Selon des sources proches de la famille de Fahime Soltani, elle a été convoquée le 3 avril par l’université d’Ispahan pour un examen de son cas, mais ne s’y est pas rendue parce qu’elle a été contactée après les heures d’ouverture.  Elle a ensuite été convoquée au département des renseignements du CGRI où elle a été arrêtée.

Sa famille n’a reçu aucune information sur les raisons de son arrestation ni sur le lieu où elle se trouve.

Auparavant, Fahime Soltani avait été arrêtée par les forces de sécurité à Ispahan, lors de manifestations nationales, et transférée dans un lieu inconnu le 13 novembre 2022. Elle a été libérée le 10 février 2023.

Étudiante en droit, elle a également été suspendue pour 2 trimestres et demi par le comité disciplinaire de l’université d’Ispahan l’été dernier.

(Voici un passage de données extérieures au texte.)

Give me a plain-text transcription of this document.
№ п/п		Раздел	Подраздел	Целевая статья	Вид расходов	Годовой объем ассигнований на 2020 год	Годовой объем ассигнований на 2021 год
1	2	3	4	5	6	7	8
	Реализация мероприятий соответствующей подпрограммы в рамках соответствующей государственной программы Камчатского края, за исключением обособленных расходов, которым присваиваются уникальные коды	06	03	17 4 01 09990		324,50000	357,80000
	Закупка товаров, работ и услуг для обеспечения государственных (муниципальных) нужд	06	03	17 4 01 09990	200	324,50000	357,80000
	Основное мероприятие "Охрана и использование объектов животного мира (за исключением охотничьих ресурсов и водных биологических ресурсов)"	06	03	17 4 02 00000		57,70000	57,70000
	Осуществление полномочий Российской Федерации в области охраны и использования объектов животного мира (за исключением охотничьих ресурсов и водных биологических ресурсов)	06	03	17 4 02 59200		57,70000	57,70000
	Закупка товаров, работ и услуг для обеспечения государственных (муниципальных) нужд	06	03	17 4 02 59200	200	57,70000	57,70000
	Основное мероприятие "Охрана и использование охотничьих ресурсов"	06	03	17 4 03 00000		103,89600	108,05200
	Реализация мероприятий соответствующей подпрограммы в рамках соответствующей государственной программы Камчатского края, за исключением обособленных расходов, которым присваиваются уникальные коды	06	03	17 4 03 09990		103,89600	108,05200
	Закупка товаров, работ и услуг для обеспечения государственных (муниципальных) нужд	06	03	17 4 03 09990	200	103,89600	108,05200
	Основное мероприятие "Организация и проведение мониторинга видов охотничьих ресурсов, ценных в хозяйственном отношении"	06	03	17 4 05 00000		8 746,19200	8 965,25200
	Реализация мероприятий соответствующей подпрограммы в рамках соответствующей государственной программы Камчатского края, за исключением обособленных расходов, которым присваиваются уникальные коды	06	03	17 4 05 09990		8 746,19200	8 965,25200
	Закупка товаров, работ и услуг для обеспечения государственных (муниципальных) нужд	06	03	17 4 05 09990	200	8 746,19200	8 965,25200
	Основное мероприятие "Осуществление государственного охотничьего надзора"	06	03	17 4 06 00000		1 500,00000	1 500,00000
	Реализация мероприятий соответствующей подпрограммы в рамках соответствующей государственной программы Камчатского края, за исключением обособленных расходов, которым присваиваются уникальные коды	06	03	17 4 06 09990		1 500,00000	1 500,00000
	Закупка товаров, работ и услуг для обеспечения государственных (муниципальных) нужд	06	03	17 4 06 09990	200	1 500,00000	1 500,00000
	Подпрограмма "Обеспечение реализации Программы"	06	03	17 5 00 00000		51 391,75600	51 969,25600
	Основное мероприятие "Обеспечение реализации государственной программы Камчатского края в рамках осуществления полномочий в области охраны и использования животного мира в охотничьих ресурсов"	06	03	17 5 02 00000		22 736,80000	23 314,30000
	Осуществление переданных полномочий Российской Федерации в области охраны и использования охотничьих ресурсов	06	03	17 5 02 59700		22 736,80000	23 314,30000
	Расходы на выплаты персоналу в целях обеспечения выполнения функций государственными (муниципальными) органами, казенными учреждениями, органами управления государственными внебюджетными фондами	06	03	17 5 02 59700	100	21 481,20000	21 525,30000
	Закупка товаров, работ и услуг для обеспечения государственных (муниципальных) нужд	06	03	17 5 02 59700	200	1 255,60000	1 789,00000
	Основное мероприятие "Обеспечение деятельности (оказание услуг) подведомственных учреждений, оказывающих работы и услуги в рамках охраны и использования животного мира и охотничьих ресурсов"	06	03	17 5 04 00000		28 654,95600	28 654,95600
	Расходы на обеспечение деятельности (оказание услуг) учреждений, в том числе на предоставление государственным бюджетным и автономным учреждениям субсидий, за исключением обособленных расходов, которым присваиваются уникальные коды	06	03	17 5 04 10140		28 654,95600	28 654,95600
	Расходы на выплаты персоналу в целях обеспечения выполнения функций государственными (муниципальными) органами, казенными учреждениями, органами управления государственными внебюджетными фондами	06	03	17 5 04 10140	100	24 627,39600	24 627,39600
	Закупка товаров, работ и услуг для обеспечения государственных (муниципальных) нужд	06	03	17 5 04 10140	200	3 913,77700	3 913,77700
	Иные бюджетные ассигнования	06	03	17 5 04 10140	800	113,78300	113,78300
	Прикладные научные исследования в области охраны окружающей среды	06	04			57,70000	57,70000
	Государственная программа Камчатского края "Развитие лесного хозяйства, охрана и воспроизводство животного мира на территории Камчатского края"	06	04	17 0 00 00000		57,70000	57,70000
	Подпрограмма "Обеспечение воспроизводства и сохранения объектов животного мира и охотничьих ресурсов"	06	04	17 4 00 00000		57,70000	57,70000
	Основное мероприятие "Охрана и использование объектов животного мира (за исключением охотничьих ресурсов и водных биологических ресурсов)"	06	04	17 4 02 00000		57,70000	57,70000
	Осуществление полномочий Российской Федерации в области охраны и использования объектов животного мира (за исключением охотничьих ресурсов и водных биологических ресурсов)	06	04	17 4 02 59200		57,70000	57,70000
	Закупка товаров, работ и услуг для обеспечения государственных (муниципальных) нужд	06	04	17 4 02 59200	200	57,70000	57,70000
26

La prisonnière politique Sakineh Parvaneh transférée à la sinistre prison d’Evin à Téhéran

La prisonnière politique Sakineh Parvaneh a été transférée de la prison de Vakil Abad à Machad, dans le nord-est de l’Iran, à la prison d’Evin de Téhéran, le jour anniversaire de son arrestation, pour des raisons inconnues.

Cette prisonnière politique kurde avait déjà entamé une grève de la faim de 3 jours le 30 janvier pour protester contre l’exécution de prisonniers politiques.

Elle avait été arrêtée le 4 avril 2023 après avoir été convoquée par le département des renseignements du CGRI à Machad, puis transférée à la section 5 de la prison de Machad le même jour.

Avant cela, la prisonnière politique Sakineh Parvaneh a été condamnée à 7 ans et demi de prison dans la 5e branche du tribunal révolutionnaire de Machad par le juge Machad pour “insulte à Khamenei”, “diffusion de propagande contre l’État” et “communication et coopération avec des médias étrangers.” Ce procès s’est déroulé sans l’avocat de son choix.

Selon le juge, 2 ans et demi de prison restant à purger dans le cadre de sa précédente affaire seront ajoutés à sa peine.

En 2020, Sakineh Parvaneh a été condamnée à 5 ans de prison et à 2 ans d’interdiction d’adhésion à des organisations politiques par la branche 26 du tribunal révolutionnaire de Téhéran pour “appartenance à des groupes anti-étatiques dans le but de perturber la sécurité du pays”.

En octobre 2022, Parvaneh a été battue par des gardiens de prison et transférée à l’isolement après avoir protesté contre les conditions de détention des femmes dans cette prison lors des manifestations nationales.

Il y a environ 4 ans, le CGRI a saisi tous les documents d’enregistrement de Sakineh Parvaneh, et même après sa libération temporaire, ses documents ne lui ont pas été rendus, ce qui l’a empêchée de satisfaire ses besoins fondamentaux, notamment de louer un logement, de travailler et d’acheter une carte SIM, entre autres.

La prisonnière politique Sakineh Parvaneh est originaire de la ville de Prison Ghoutchan, dans la province du Khorassan-e Razavi.